Mounties / Rich Aucoin / Japanese Girls Sugar Nightclub, Victoria BC, March 20

Mounties / Rich Aucoin / Japanese Girls Sugar Nightclub, Victoria BC, March 20
Photo: Jason Schreurs
It's hard to believe that this was only the third live show by proclaimed super-group Mounties. Embarking on a Canadian tour for their debut album, Thrash Rock Legacy, the band hit lead singer/keyboardist Steve Bays' hometown of Victoria, BC for a return to the site of their first ever show at the city's Rifflandia Festival last summer.

Vancouver group Japanese Girls (or, annoyingly, JPNS GIRLS) opened the show with high energy and not a lot of pretense. The four-piece, which were akin to Alien Ant Farm for the indie rock set, ended their short, spastic set with the crowd wanting more.

Rich Aucoin, flanked by live drummer Joel Waddell, quickly turned the early night crowd into a huge dance party; within two songs of his short set, he had the entire crowd singing and dancing along. Aucoin jumped down into the crowd during the chorus to every song, his heavy beats and inventive sampling left to play onstage as he caroused through the crowd. His clever visual display behind him sequenced nicely to his set, combining inspirational YouTube videos with his posi-lyrical slogans. When he threw a giant parachute into the crowd for us all to duck and dance under ("Keep pulling it," he shouted, "it's big enough to cover the whole crowd."), it's easy to see why Aucoin is known as one of the best live acts in Canada.
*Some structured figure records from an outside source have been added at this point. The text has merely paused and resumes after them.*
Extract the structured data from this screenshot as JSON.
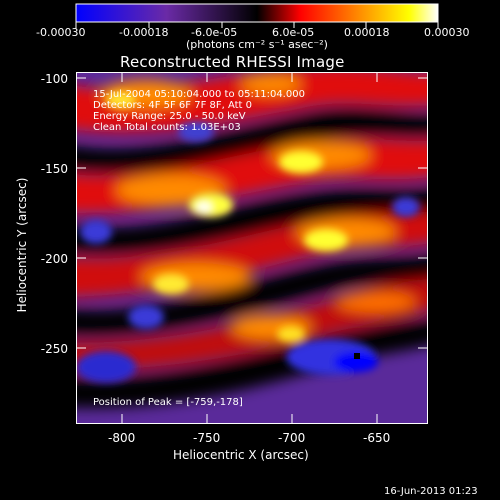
{
  "colorbar": {
    "ticks": [
      "-0.00030",
      "-0.00018",
      "-6.0e-05",
      "6.0e-05",
      "0.00018",
      "0.00030"
    ],
    "units": "(photons cm⁻² s⁻¹ asec⁻²)",
    "colors": [
      "#0000ff",
      "#6a2aa6",
      "#000000",
      "#ff0000",
      "#ff8a00",
      "#ffff00",
      "#ffffff"
    ]
  },
  "plot": {
    "title": "Reconstructed RHESSI Image",
    "xlabel": "Heliocentric X (arcsec)",
    "ylabel": "Heliocentric Y (arcsec)",
    "xticks": [
      "-800",
      "-750",
      "-700",
      "-650"
    ],
    "yticks": [
      "-100",
      "-150",
      "-200",
      "-250"
    ],
    "overlay": [
      "15-Jul-2004 05:10:04.000 to 05:11:04.000",
      "Detectors: 4F 5F 6F 7F 8F, Att 0",
      "Energy Range: 25.0 - 50.0 keV",
      "Clean    Total counts: 1.03E+03"
    ],
    "peak": "Position of Peak = [-759,-178]"
  },
  "footer": {
    "timestamp": "16-Jun-2013 01:23"
  }
}
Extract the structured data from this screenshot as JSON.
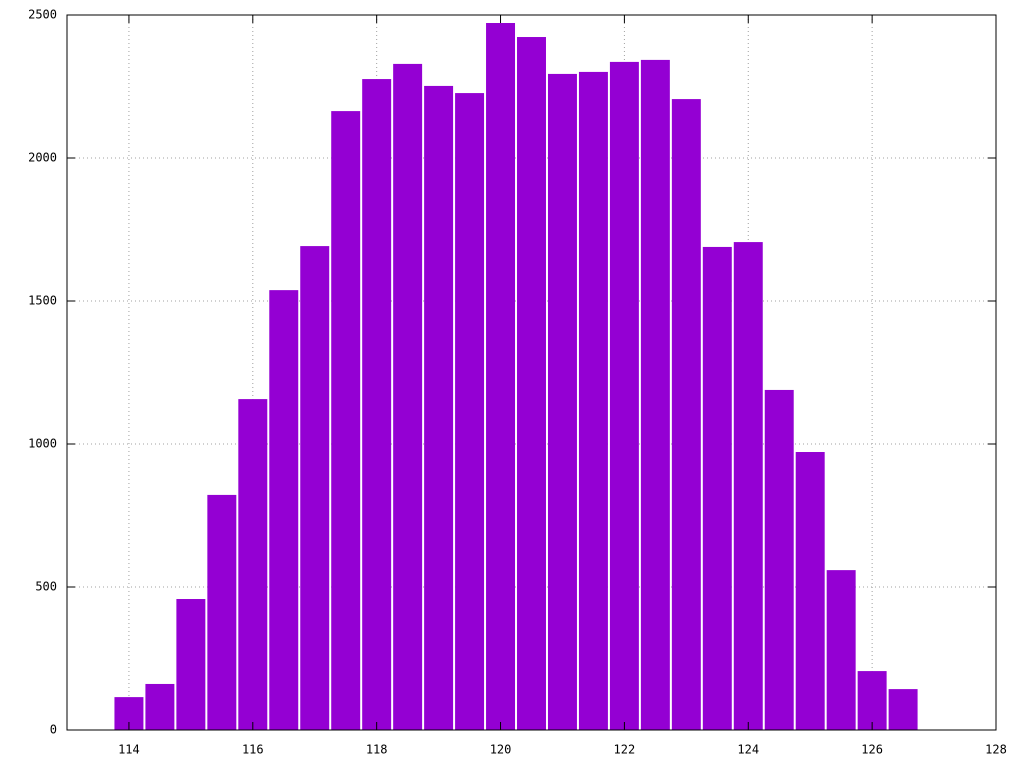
{
  "chart_data": {
    "type": "histogram",
    "bins": [
      113.75,
      114.25,
      114.75,
      115.25,
      115.75,
      116.25,
      116.75,
      117.25,
      117.75,
      118.25,
      118.75,
      119.25,
      119.75,
      120.25,
      120.75,
      121.25,
      121.75,
      122.25,
      122.75,
      123.25,
      123.75,
      124.25,
      124.75,
      125.25,
      125.75,
      126.25,
      126.75
    ],
    "values": [
      115,
      161,
      458,
      822,
      1157,
      1538,
      1692,
      2164,
      2276,
      2329,
      2252,
      2227,
      2472,
      2423,
      2294,
      2301,
      2336,
      2343,
      2206,
      1689,
      1706,
      1189,
      972,
      559,
      206,
      143
    ],
    "color": "#9400d3",
    "xlim": [
      113,
      128
    ],
    "xticks": [
      114,
      116,
      118,
      120,
      122,
      124,
      126,
      128
    ],
    "ylim": [
      0,
      2500
    ],
    "yticks": [
      0,
      500,
      1000,
      1500,
      2000,
      2500
    ],
    "grid": true
  }
}
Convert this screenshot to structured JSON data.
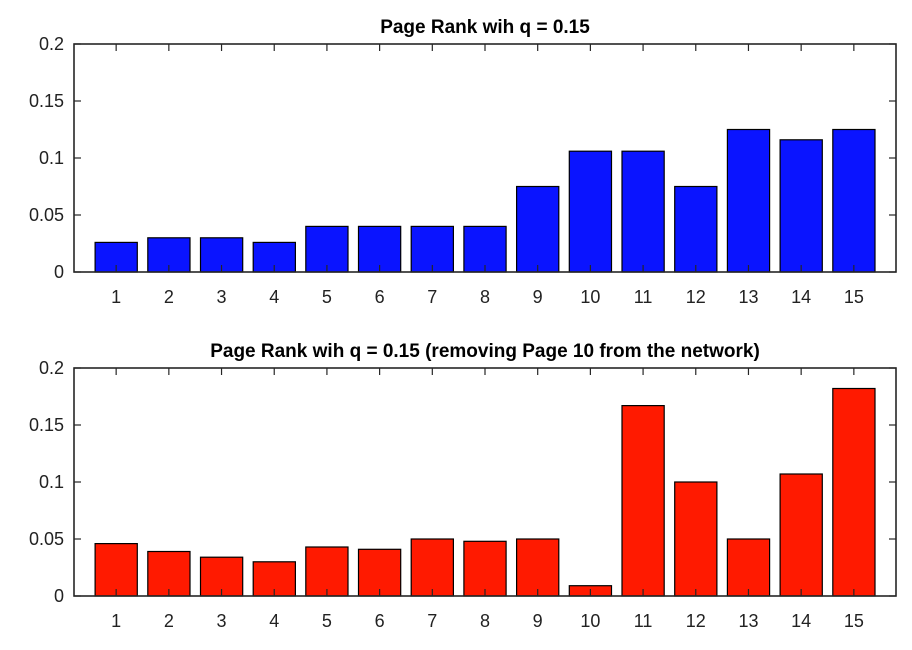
{
  "chart_data": [
    {
      "type": "bar",
      "title": "Page Rank wih q = 0.15",
      "xlabel": "",
      "ylabel": "",
      "categories": [
        "1",
        "2",
        "3",
        "4",
        "5",
        "6",
        "7",
        "8",
        "9",
        "10",
        "11",
        "12",
        "13",
        "14",
        "15"
      ],
      "values": [
        0.026,
        0.03,
        0.03,
        0.026,
        0.04,
        0.04,
        0.04,
        0.04,
        0.075,
        0.106,
        0.106,
        0.075,
        0.125,
        0.116,
        0.125
      ],
      "ylim": [
        0,
        0.2
      ],
      "yticks": [
        "0",
        "0.05",
        "0.1",
        "0.15",
        "0.2"
      ],
      "color": "#0a14ff",
      "grid": false
    },
    {
      "type": "bar",
      "title": "Page Rank wih q = 0.15 (removing Page 10 from the network)",
      "xlabel": "",
      "ylabel": "",
      "categories": [
        "1",
        "2",
        "3",
        "4",
        "5",
        "6",
        "7",
        "8",
        "9",
        "10",
        "11",
        "12",
        "13",
        "14",
        "15"
      ],
      "values": [
        0.046,
        0.039,
        0.034,
        0.03,
        0.043,
        0.041,
        0.05,
        0.048,
        0.05,
        0.009,
        0.167,
        0.1,
        0.05,
        0.107,
        0.182
      ],
      "ylim": [
        0,
        0.2
      ],
      "yticks": [
        "0",
        "0.05",
        "0.1",
        "0.15",
        "0.2"
      ],
      "color": "#ff1a00",
      "grid": false
    }
  ]
}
Gimmicky or not, Aucoin knows how to create a genuinely exciting live experience, and has the music to back it up.

Always happy to play for his home crowd, Hot Hot Heat leader Steve Bays and his Mounties hit the stage with smiles beaming. Bays and drummer/vocalist Hawksley Workman had a big hug front of stage before getting down to business with guitarist Ryan Dahle (Limblifter), bassist/multi-instrumentalist Parker Bossley (Fake Shark Real Zombie), and extra percussionists and guitarists.

Live, Mounties are a huge, sprawling rock band more than the new wave/indie rock of their debut album. Workman drives the band with his drumming bombast, channeling his inner Keith Moon while adding his patented high-pitched vocal prowess. Bays, Dahle and Bossley give their all, too, harmonizing each vocal line like it was their last and playing their instruments with equal aplomb. Tracks from their debut album, such as "Headphones" (which got the whole crowd into a huge singalong), "If This Dance Catches On" and "Tokyo Summer" were given completely different treatments live, like twisted, beastly, proggy versions of the album tracks. Extended versions of Mounties' songs came across like the hippest jam band ever. Hipster jam? Is that a thing? It is now.